Mark Nelson comments that ASP calls the sufficiency conditions for ASP to be ok as “tight conditions” https://x.com/mm_jj_nn/status/1811131182228082804 First order logic inductive defintiions FO(ID) may be related to the ideas above http://cs.engr.uky.edu/ai/papers.dir/VL65Final.pdf https://ojs.aaai.org/aimagazine/index.php/aimagazine/article/view/2679 First Order Logic with Inductive Definitions for Model-Based Problem Solving

https://lawrencecpaulson.github.io/papers/Aczel-Inductive-Defs.pdf An Introduction to Inductive Definitions * PETER ACZEL

example of proof parameter tracking using DCGs https://x.com/SandMouth/status/1558473206239006720

%sequent( Hyp, Conc, Var )

:- use_module(library(clpfd)).
%:- table prove/2.
:- use_module(library(solution_sequences)).
%:- op(600, xfy, i- ).

prove(S, ax(S, id)) :- S = (A > A).
prove(S, ax(S, fst)) :- S = (A /\ _B > A).
prove( A /\ B > B, ax(A /\ B > B, snd)).
prove( S, ax(S, inj1 )) :- S = (A > A \/ _B).
prove( S, ax(S, inj2 )) :- S = (B > _A \/ B).
prove( false > _ , initial ).
prove( _ > true  , terminal ).
prove( A > B /\ C, bin(A > B /\ C, pair, P1, P2)) :- prove(A > B, P1), prove(A > C, P2).
prove( A \/ B > C , bin(A \/ B > C, case, P1, P2)) :- prove( A > B, P1), prove( A > C, P2).
prove( A > C, bin(A > C, comp, P1, P2)) :- prove(A > B, P1), prove(B > C, P2).

height(ax(_,_), 1).
height(un(_,_,PX), N) :- N #> 1, N #= NX+1, height(PX,NX).
height(bin(_,_,PX,PY), N) :- N #> 1, N #= max(NX , NY) + 1, height(PX,NX), height(PY,NY).

% maybe explicilty taking proof steps off of a list. using length.
% use dcg for proof recording?

prove(A > A)       --> [id].
prove(A /\ _ > A)  --> [fst].
prove(_ /\ B > B)  --> [snd].
prove(A > A \/ _)  --> [inj1].
prove(B > _ \/ B)  --> [inj2].
prove(false > _)   --> [initial].
prove( _ > true)   --> [terminal].
prove(A > B /\ C)  --> [pair], prove(A > B),  prove(A > C).
prove(A \/ B > C)  --> [case], prove(A > C),  prove(B > C).
prove(A > C)       --> [comp], prove(A > B),  prove(B > C).

:- initialization(main).
%main :- format("hello world", []).
%main :- between(1, 10, N), height(Pf, N), writeln(Pf), prove( w /\ x /\ y /\ z > w, Pf ), print(Pf), halt.
main :- length(Pf, _), phrase(prove(w /\ x /\ y /\ z > w \/ y),Pf), print(Pf), halt.
main :- halt.

Yes, the dcg form is very pretty. It’s a writer monad of sorts. It is recording a minimal proof certificate that is reconstructable to the full thing pretty easily.

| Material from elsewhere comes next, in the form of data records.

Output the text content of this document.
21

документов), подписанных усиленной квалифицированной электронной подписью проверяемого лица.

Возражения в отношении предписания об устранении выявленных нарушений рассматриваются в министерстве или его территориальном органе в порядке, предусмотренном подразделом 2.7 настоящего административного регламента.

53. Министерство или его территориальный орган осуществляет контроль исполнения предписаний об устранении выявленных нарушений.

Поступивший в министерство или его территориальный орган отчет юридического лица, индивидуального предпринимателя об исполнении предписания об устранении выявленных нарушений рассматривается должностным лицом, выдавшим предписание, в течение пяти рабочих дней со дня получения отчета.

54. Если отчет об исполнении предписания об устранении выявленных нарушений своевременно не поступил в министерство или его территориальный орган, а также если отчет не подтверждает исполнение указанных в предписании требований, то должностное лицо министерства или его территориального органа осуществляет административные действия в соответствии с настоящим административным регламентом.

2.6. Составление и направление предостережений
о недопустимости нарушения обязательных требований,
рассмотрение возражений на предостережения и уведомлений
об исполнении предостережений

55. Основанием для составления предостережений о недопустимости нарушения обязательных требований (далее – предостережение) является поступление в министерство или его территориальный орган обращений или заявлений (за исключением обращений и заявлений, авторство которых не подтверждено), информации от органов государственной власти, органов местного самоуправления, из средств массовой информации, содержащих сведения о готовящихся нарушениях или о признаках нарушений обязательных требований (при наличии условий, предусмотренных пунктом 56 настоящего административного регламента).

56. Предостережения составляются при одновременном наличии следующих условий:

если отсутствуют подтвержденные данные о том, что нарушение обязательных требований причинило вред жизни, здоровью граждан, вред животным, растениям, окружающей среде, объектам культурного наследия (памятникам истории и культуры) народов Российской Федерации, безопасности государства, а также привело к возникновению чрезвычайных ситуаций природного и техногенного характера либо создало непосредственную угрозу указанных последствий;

G --> [tag], D1, D2 Should be read as

  D1        D2
------------------ tag

prove(Sig , A > B) --> { insert(A,Sig,Sig1) }, [weaken(A)], prove(Sig1, A > B).
prove(A > forall(X,B)) --> , prove(weak(X, A) > B).
prove(A > forall(X,B)) --> {insert(X,Sig,Sig2) }, prove(Sig1, A > B).
prove(Sig, forall(X,A) > ) --> , prove(weak(X, A) > B)

Maybe start with implication prove((A > (B > C) ) –> [curry], prove( A /\ B > C). prove((A /\ (A > B) > B ) –> [eval].